Die Eidgenössische Spielbankkommission hat ihren Jahresbericht 2025 veröffentlicht und verzeichnet ein kombiniertes Bruttospielergebnis der Spielbanken von CHF 878,5 Millionen. Dieser Gesamtwert entspricht einem Rückgang von 2,1 % gegenüber dem Vorjahr.
Die Standorte vor Ort erzielten CHF 564,9 Millionen, was einem Rückgang von 3,9 % gegenüber dem Niveau von 2024 entspricht, während Online-Plattformen CHF 313,6 Millionen beisteuerten, was einem Anstieg von 1,2 % entspricht. Die Spielbankergebnisse stimmen mit den breiteren Branchentrends überein, die von der Schweizerischen Spielüberwachungsbehörde dokumentiert wurden.
Der Umsatz aus Lotterie und Sportwetten sank um 2,4 % auf CHF 3,87 Milliarden, und die Bruttospielerträge fielen um 3,7 % auf CHF 1,203 Milliarden.
Die eidgenössische Spielbankabgabe belief sich auf CHF 263,1 Millionen und entsprach dem Rückgang der Einnahmen. Die Mittel wurden wie folgt verteilt: CHF 219,99 Millionen an den Bund und CHF 43,08 Millionen an die Kantonsbehörden. Die Betriebskosten der Kommission beliefen sich auf CHF 10,7 Millionen und machten etwa 3 % der Spielenausgaben aus.
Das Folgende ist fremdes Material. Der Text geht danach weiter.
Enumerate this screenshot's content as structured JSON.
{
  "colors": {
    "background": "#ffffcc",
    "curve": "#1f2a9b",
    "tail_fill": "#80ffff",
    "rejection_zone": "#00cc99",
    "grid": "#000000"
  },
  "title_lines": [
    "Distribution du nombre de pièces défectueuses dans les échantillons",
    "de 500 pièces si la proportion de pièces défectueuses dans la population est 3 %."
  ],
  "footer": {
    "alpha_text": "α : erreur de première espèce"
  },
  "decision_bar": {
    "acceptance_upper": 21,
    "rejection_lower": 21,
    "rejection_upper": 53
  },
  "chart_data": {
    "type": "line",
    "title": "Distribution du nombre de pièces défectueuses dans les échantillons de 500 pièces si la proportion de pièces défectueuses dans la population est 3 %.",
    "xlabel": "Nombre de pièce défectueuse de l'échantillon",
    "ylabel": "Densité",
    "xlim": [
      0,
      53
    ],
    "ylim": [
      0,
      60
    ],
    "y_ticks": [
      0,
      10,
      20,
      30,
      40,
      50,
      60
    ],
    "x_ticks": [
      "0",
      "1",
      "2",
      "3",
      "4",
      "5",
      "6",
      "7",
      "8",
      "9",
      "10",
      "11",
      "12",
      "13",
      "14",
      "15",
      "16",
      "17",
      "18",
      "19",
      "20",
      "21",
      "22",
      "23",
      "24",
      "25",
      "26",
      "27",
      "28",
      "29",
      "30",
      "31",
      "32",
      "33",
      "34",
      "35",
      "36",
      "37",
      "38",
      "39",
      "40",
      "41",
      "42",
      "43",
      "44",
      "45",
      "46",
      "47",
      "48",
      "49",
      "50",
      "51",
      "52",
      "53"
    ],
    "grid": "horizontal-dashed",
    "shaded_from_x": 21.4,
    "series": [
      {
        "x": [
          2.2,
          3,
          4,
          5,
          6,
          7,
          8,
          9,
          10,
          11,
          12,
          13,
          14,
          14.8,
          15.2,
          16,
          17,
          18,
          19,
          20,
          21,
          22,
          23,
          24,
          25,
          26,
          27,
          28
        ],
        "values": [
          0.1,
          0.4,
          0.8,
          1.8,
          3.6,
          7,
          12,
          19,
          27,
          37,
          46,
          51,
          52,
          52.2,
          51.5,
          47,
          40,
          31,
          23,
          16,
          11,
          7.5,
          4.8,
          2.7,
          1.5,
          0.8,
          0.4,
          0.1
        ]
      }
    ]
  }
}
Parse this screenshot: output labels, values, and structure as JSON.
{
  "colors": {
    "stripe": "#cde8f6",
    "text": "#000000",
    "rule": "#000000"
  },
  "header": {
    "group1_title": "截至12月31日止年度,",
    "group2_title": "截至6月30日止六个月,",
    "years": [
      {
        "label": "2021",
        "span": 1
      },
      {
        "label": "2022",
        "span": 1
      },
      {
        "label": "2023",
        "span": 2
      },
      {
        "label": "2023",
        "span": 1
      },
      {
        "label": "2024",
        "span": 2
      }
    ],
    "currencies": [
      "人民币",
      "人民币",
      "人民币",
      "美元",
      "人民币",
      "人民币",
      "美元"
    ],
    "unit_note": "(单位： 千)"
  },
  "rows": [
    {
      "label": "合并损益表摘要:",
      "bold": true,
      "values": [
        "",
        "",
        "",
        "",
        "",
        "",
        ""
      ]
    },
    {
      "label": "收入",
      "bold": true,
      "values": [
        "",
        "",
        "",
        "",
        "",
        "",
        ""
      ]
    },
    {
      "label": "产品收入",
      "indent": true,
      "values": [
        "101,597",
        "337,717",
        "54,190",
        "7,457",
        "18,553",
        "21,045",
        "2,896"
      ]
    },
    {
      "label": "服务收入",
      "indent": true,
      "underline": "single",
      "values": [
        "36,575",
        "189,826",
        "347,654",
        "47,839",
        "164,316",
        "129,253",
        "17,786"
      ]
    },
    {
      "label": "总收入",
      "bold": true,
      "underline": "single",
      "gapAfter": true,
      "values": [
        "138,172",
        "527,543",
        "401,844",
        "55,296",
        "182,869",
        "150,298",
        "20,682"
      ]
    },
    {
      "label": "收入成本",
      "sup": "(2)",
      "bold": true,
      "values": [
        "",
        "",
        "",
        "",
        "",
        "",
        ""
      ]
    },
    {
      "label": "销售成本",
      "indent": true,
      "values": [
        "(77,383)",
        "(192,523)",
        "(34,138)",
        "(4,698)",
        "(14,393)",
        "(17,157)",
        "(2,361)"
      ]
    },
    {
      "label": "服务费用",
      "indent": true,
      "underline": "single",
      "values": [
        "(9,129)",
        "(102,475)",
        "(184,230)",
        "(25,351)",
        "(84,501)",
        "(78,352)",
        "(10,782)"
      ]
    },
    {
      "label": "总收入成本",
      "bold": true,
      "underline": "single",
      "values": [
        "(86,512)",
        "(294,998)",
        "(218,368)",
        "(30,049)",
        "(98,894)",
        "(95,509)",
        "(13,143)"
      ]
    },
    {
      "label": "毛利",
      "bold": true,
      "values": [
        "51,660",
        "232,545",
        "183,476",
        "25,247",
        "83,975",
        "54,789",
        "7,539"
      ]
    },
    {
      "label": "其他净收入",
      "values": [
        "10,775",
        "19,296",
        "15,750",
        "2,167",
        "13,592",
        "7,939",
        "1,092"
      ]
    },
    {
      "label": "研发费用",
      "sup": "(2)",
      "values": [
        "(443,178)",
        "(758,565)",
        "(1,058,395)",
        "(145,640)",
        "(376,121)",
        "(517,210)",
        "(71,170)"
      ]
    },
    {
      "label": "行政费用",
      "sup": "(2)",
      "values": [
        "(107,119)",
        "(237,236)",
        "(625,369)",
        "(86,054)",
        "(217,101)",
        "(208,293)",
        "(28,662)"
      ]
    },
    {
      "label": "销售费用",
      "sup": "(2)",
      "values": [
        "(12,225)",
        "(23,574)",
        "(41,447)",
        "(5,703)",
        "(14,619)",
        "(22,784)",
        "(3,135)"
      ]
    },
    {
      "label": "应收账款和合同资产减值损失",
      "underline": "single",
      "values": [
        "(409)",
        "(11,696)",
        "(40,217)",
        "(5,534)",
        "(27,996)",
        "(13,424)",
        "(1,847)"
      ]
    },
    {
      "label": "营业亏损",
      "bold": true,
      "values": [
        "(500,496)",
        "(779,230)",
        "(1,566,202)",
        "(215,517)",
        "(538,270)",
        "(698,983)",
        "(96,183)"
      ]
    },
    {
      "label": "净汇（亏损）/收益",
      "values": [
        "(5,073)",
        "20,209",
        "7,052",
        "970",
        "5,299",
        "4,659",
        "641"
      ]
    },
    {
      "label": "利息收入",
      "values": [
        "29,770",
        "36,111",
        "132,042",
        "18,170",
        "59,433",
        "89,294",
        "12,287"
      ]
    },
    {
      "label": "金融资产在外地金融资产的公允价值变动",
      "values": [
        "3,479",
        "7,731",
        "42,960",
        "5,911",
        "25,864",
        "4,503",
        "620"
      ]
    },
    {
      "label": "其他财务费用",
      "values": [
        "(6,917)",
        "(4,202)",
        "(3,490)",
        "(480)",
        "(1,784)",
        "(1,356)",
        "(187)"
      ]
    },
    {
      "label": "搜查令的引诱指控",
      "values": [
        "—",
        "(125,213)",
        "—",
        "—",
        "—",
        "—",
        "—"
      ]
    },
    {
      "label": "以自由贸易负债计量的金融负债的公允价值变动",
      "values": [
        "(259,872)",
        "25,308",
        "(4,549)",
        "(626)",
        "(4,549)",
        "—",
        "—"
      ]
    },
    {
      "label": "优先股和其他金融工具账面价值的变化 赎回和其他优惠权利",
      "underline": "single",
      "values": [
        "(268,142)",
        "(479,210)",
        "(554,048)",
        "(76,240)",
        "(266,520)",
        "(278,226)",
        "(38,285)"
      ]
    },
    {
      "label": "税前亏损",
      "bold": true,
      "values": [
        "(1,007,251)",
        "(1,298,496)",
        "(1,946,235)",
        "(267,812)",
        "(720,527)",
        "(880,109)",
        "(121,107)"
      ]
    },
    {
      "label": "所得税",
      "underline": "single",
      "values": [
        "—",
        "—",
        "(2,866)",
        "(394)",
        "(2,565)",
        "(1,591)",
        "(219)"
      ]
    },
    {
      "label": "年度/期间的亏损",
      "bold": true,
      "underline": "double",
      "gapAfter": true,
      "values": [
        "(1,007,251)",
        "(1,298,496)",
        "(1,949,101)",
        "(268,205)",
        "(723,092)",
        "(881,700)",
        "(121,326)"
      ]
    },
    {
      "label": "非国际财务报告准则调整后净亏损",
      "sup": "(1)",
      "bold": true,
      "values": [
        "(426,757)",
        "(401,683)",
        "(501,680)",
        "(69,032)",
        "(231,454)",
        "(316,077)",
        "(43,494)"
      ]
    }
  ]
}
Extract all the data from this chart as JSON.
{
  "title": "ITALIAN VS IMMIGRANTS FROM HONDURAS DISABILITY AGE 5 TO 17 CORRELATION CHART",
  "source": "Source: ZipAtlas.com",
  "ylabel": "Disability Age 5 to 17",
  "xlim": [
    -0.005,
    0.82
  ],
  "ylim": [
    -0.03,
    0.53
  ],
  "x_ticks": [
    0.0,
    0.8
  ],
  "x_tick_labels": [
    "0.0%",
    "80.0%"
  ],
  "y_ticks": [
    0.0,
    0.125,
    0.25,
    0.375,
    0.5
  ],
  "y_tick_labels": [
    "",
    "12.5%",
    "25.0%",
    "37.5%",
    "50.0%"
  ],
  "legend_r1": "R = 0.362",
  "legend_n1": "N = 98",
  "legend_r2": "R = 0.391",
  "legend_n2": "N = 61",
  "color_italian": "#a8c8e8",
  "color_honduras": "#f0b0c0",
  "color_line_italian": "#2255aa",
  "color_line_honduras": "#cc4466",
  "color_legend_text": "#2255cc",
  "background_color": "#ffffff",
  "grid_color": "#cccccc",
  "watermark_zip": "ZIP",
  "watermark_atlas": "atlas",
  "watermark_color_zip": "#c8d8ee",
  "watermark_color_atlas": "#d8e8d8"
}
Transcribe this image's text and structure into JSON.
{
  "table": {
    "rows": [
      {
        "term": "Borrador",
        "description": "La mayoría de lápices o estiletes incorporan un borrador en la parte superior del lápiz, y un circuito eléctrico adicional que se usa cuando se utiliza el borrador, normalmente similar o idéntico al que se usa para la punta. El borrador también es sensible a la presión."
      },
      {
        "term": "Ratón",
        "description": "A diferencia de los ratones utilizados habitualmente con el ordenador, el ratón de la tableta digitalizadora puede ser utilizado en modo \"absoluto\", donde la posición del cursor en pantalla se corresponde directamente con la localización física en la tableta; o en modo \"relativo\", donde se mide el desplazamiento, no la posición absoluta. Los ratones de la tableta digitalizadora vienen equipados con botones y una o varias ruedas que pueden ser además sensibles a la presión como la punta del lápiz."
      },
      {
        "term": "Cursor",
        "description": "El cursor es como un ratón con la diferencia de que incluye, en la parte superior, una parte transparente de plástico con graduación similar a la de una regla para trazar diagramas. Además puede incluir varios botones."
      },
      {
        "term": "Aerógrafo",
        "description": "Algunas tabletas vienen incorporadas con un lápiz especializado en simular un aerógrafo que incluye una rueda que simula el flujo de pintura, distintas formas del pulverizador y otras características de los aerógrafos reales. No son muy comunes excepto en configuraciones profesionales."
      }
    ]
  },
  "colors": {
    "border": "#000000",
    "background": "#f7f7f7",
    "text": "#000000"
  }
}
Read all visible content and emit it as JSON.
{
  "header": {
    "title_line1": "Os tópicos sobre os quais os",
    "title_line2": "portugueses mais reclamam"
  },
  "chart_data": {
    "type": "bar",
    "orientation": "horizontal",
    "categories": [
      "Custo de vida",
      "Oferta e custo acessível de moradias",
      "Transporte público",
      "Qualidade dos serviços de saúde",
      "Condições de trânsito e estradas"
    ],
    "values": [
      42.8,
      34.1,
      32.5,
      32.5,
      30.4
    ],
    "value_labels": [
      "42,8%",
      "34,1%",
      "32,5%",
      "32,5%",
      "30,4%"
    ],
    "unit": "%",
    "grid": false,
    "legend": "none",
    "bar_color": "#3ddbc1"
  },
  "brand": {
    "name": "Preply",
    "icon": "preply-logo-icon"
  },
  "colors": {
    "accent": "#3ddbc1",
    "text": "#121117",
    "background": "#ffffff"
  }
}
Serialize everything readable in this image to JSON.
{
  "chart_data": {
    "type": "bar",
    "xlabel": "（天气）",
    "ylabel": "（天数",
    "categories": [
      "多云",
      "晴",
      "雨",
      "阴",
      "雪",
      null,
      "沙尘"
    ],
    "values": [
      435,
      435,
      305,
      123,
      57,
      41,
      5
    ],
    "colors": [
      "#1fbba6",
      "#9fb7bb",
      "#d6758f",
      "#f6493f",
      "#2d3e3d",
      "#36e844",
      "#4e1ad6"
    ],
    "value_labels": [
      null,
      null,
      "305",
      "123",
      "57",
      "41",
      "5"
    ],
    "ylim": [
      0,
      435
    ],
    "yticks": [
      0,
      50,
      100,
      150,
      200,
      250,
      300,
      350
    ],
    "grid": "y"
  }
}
Die Einnahmen aus Gebühren und Geldstrafen beliefen sich auf CHF 9,36 Millionen, die verbleibenden CHF 1,35 Millionen wurden vom Bundeshaushalt bereitgestellt.
Lizenzänderungen und operative Updates
Die Periode 2025 leitete einen neuen Konzessionszyklus ein, der bis 2044 läuft. Der Markt umfasst derzeit 20 Standorte vor Ort und neun Online-Betreiber. Die Spielbank St.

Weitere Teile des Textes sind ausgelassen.